Le meilleur résultat est évidemment acquis chez le malade qui voit après la transplantation sa condition transformée et qui met en balance le risque de revenir à sa maladie initiale avec son risque d'évolution mortelle, et l'astreinte du suivi et de son abstinence. À quel degré d'abstinence: le médecin ne doit pas être un censeur absolu et le malade est autorisé à de petites prises de boissons alcooliques lors de certains événements sociaux et familiaux. Ce qu'il faut combattre, c'est la reprise de l'habitude de l'alcool.
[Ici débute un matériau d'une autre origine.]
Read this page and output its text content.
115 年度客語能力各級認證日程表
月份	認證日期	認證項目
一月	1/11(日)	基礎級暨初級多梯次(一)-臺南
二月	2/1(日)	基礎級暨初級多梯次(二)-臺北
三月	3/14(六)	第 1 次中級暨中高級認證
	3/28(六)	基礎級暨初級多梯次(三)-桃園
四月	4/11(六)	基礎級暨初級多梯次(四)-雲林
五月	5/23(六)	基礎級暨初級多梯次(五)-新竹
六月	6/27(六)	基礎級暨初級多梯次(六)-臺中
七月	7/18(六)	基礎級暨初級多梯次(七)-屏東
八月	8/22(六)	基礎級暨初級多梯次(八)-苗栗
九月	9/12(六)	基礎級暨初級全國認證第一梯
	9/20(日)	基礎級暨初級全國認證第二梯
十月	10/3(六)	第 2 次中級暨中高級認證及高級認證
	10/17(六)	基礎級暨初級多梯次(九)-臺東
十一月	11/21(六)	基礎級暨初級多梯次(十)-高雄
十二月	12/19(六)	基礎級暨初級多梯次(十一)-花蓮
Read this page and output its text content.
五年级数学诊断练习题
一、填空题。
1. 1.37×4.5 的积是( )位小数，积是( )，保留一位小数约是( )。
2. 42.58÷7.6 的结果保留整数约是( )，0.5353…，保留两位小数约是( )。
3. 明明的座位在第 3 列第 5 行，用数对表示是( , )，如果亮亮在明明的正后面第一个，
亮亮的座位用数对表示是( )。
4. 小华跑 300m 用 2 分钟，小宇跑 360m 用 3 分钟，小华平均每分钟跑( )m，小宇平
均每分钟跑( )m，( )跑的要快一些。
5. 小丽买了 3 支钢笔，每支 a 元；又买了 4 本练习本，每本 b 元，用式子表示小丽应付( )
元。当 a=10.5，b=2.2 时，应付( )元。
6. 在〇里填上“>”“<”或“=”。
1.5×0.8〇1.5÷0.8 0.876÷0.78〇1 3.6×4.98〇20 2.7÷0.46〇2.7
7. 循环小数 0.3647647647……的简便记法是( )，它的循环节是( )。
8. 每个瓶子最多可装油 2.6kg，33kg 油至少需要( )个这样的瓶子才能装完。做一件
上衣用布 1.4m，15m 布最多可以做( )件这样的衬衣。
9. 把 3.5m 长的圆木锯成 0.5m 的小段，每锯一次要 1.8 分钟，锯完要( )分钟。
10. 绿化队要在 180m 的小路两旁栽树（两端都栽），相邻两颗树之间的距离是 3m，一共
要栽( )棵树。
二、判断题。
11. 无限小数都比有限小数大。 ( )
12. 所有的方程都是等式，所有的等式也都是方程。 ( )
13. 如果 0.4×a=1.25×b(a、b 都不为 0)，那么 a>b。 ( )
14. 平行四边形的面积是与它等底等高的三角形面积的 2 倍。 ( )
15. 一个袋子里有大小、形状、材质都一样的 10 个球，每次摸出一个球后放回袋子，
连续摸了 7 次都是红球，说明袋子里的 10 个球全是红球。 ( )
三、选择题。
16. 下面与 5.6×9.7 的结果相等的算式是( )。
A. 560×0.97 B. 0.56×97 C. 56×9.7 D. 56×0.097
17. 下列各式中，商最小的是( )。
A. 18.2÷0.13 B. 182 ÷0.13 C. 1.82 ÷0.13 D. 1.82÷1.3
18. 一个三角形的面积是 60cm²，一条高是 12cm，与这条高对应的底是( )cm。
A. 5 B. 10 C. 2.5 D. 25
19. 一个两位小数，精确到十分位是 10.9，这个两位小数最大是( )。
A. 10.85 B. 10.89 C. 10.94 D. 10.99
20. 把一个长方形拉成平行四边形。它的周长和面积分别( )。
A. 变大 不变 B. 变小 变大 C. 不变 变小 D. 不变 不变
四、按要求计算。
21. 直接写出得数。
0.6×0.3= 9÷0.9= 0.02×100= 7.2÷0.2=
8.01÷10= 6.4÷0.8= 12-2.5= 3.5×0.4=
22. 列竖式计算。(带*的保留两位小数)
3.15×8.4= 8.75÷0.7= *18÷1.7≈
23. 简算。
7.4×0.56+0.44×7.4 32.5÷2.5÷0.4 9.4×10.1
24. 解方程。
Enfin à l'adresse des médecins, à condition que l'indication soit bien pesée, la cirrhose alcoolique est une bonne indication à la transplantation hépatique et le médecin traitant ne doit pas avoir une vue pessimiste au départ considérant que son patient ne sera pas accepté pour une transplantation. Dans tous les cas, il convient de l'envoyer dans un centre de transplantation où hépatologue, chirurgien, interniste, psychiatre, psychologue évalueront le bénéfice de la transplantation hépatique.
Sans préjugé
La transplantation hépatique dans la cirrhose alcoolique doit être abordée sans préjugé. En France, contrairement aux pays anglo-saxons tels que la Grande-Bretagne, il n'y a pas de condamnation de l'opinion publique envers l'alcoolisme. En effet, en Grande-Bretagne par exemple, un frein à la transplantation hépatique est que l'alcoolisme est une maladie que le malade s'est infligée lui-même (self inflicted), avec la question: doit-on «gaspiller» l'argent de la santé pour un individu qui s'est rendu lui-même malade par ses choix personnels? Dans notre pays, la société civile est heureusement plus tolérante.